Most common signs and symptoms
The clinical presentation of leishmaniasis varies considerably depending on the infecting Leishmania species and the host immune response.
Visceral leishmaniasis (kala-azar):
Insidious onset with prolonged irregular fever (often double-spiking daily)
Progressive hepatosplenomegaly — the spleen can become massively enlarged
Weight loss and progressive cachexia
Pancytopenia (anemia, leukopenia, thrombocytopenia) due to bone marrow infiltration
Hypergammaglobulinemia and hypoalbuminemia
Darkening of the skin (the Hindi term "kala-azar" means "black fever")
Post-kala-azar dermal leishmaniasis (PKDL) may develop months to years after apparent cure, presenting as macular, papular, or nodular rash
Cutaneous leishmaniasis:
Begins as a small papule at the sandfly bite site, progressing over weeks to a nodule
Central necrosis develops, forming a characteristic painless ulcer with raised, indurated borders and a granulating base
Lesions are typically on exposed skin — face, arms, legs
Most CL lesions self-heal in 6–12 months but leave disfiguring scars
Diffuse cutaneous leishmaniasis (DCL) produces widespread non-ulcerating nodules resembling lepromatous leprosy
Mucocutaneous leishmaniasis:
Occurs months to years after an initial cutaneous lesion (primarily L. braziliensis in Latin America)

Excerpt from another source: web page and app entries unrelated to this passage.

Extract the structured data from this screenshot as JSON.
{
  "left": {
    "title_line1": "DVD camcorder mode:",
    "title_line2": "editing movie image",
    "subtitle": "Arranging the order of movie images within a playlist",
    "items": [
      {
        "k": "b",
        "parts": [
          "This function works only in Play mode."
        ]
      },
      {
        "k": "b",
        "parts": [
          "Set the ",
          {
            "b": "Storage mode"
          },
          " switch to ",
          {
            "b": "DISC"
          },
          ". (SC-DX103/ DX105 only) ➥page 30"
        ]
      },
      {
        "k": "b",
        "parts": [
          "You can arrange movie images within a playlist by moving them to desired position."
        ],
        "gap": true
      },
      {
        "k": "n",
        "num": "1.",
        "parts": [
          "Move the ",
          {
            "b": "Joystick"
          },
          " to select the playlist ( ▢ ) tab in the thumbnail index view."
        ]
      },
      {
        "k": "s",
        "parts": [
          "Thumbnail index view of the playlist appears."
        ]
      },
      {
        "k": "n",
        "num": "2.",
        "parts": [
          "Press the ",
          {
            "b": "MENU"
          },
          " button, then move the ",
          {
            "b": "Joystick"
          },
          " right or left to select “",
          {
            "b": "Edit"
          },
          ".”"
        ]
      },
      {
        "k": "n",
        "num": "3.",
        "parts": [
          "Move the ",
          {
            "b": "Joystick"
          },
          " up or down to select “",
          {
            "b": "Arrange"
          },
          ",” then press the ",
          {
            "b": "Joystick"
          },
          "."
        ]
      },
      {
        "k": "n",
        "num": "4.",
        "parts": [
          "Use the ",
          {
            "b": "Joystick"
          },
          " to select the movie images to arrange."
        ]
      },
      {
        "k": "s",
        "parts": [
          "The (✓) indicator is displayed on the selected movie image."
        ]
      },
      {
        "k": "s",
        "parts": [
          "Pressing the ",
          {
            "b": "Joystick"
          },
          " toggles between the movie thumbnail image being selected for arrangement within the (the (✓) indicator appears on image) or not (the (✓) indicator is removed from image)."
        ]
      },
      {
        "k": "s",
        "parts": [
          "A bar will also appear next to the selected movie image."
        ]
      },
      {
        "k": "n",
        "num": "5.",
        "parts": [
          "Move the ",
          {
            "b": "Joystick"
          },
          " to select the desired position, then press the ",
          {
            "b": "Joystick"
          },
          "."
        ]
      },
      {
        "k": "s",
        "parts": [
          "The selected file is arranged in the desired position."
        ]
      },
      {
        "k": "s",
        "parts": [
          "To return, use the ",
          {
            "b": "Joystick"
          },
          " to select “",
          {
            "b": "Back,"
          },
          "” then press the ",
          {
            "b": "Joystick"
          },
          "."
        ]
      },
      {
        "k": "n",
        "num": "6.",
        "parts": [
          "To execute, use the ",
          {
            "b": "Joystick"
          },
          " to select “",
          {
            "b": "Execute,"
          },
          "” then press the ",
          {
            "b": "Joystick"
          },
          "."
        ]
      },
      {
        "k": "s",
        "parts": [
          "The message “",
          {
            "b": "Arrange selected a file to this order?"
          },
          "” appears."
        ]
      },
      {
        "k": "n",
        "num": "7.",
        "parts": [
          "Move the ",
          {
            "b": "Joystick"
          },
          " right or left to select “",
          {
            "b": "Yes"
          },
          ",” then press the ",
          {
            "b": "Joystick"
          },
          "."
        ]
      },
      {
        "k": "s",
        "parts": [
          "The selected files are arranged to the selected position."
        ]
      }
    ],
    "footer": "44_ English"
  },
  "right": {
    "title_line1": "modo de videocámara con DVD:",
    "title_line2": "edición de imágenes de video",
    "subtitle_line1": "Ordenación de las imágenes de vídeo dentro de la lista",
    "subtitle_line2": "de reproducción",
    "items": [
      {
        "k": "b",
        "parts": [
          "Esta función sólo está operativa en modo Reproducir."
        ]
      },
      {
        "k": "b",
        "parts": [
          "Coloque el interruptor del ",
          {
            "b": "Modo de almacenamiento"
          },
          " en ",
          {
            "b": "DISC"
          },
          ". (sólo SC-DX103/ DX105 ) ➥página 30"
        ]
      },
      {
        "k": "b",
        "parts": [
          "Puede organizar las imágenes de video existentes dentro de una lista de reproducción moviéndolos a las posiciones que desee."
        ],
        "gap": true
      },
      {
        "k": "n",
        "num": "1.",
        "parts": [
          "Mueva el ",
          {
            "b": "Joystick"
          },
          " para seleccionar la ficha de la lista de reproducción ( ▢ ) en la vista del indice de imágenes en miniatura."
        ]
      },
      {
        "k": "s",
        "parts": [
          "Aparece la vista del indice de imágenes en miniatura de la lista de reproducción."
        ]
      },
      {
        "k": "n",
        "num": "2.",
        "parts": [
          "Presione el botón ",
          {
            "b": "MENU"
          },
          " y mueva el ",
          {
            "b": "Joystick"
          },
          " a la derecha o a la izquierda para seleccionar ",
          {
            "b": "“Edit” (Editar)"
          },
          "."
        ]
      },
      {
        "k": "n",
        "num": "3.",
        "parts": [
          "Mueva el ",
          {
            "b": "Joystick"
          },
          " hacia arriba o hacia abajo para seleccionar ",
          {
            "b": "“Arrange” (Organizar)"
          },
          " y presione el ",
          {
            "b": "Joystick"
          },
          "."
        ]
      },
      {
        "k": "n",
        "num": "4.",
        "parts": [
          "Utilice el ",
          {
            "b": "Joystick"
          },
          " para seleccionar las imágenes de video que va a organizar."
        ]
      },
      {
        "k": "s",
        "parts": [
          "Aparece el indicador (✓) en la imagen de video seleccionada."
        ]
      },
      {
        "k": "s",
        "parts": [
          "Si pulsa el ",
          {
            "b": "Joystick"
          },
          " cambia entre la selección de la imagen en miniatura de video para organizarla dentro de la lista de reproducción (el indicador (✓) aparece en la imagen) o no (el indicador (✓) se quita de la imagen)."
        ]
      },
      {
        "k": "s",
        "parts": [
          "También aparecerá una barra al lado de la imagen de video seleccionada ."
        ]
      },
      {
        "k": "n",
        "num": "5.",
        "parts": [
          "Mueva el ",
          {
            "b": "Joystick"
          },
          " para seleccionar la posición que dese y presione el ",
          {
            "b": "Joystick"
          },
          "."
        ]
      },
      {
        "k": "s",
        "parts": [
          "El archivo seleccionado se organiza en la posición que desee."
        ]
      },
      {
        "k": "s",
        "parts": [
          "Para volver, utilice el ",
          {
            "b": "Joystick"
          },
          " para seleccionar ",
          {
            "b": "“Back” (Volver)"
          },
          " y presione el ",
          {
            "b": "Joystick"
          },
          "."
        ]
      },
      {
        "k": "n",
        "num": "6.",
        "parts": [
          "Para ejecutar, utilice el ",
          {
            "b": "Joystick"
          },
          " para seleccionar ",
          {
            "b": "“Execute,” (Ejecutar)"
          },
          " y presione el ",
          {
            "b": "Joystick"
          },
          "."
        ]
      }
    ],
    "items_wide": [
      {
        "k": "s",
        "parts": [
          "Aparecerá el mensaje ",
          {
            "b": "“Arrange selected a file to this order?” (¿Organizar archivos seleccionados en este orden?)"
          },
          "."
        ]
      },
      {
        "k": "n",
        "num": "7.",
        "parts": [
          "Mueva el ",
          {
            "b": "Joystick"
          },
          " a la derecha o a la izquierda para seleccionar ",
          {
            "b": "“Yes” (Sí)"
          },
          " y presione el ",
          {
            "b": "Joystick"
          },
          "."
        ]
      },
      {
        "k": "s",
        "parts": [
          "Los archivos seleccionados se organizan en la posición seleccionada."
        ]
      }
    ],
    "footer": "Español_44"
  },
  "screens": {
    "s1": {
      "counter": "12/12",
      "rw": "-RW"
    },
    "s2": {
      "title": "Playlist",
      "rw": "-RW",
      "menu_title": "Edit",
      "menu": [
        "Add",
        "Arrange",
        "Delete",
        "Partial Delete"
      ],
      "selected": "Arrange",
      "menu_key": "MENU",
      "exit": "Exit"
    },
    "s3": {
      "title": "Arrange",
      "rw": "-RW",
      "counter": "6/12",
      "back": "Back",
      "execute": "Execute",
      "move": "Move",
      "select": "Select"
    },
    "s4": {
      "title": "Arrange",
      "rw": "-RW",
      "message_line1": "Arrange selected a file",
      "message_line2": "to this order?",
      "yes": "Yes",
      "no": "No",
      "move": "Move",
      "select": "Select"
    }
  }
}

Nasal mucosal involvement begins with stuffiness, epistaxis, and crusting
Progressive destruction of the nasal septum, palate, lips, pharynx, and larynx
Can lead to severe facial disfigurement ("espundia"), difficulty swallowing, and aspiration pneumonia
Knowing the symptoms is the first step to a quick response.
The natural history of leishmaniasis is determined by the infecting species and host immune response, and follows distinct trajectories for each clinical form.
Visceral leishmaniasis:
Cutaneous leishmaniasis:
Mucocutaneous leishmaniasis:
How this disease is identified
Definitive diagnosis of leishmaniasis requires demonstration of the parasite or its DNA, combined with clinical and epidemiological assessment.
Visceral leishmaniasis:
rK39 rapid diagnostic test (RDT): Immunochromatographic strip detecting antibodies to the rK39 antigen; sensitivity >95% and specificity >90% in South Asia; lower sensitivity in East Africa (~85%). Recommended as first-line diagnostic in endemic areas
Splenic aspiration: Highest sensitivity (~95%) but carries a risk of hemorrhage; requires trained personnel and monitoring facilities
Bone marrow aspirate: Sensitivity of 60–85%; safer than splenic aspirate and widely used
PCR: Highly sensitive and specific; can be performed on blood, bone marrow, or tissue; increasingly available but costly
Direct agglutination test (DAT): High sensitivity and specificity; requires laboratory infrastructure; useful in East Africa where rK39 sensitivity is lower
Serology limitations: Antibodies persist after cure, so serology cannot distinguish active from past infection
Cutaneous leishmaniasis:
Skin biopsy or scraping from the ulcer margin with Giemsa staining for amastigotes — sensitivity 50–70%
PCR from biopsy/scraping — sensitivity >90%, also allows species identification
Culture in NNN (Novy-MacNeal-Nicolle) medium — gold standard for species identification but slow (1–4 weeks)
Leishmanin skin test (Montenegro test): Indicates prior exposure; positive in CL, negative in active VL
Mucocutaneous leishmaniasis:
Biopsy of affected mucosa — parasites are often scarce, reducing microscopy sensitivity to 20–30%
PCR is the preferred modality for MCL diagnosis (sensitivity >90%)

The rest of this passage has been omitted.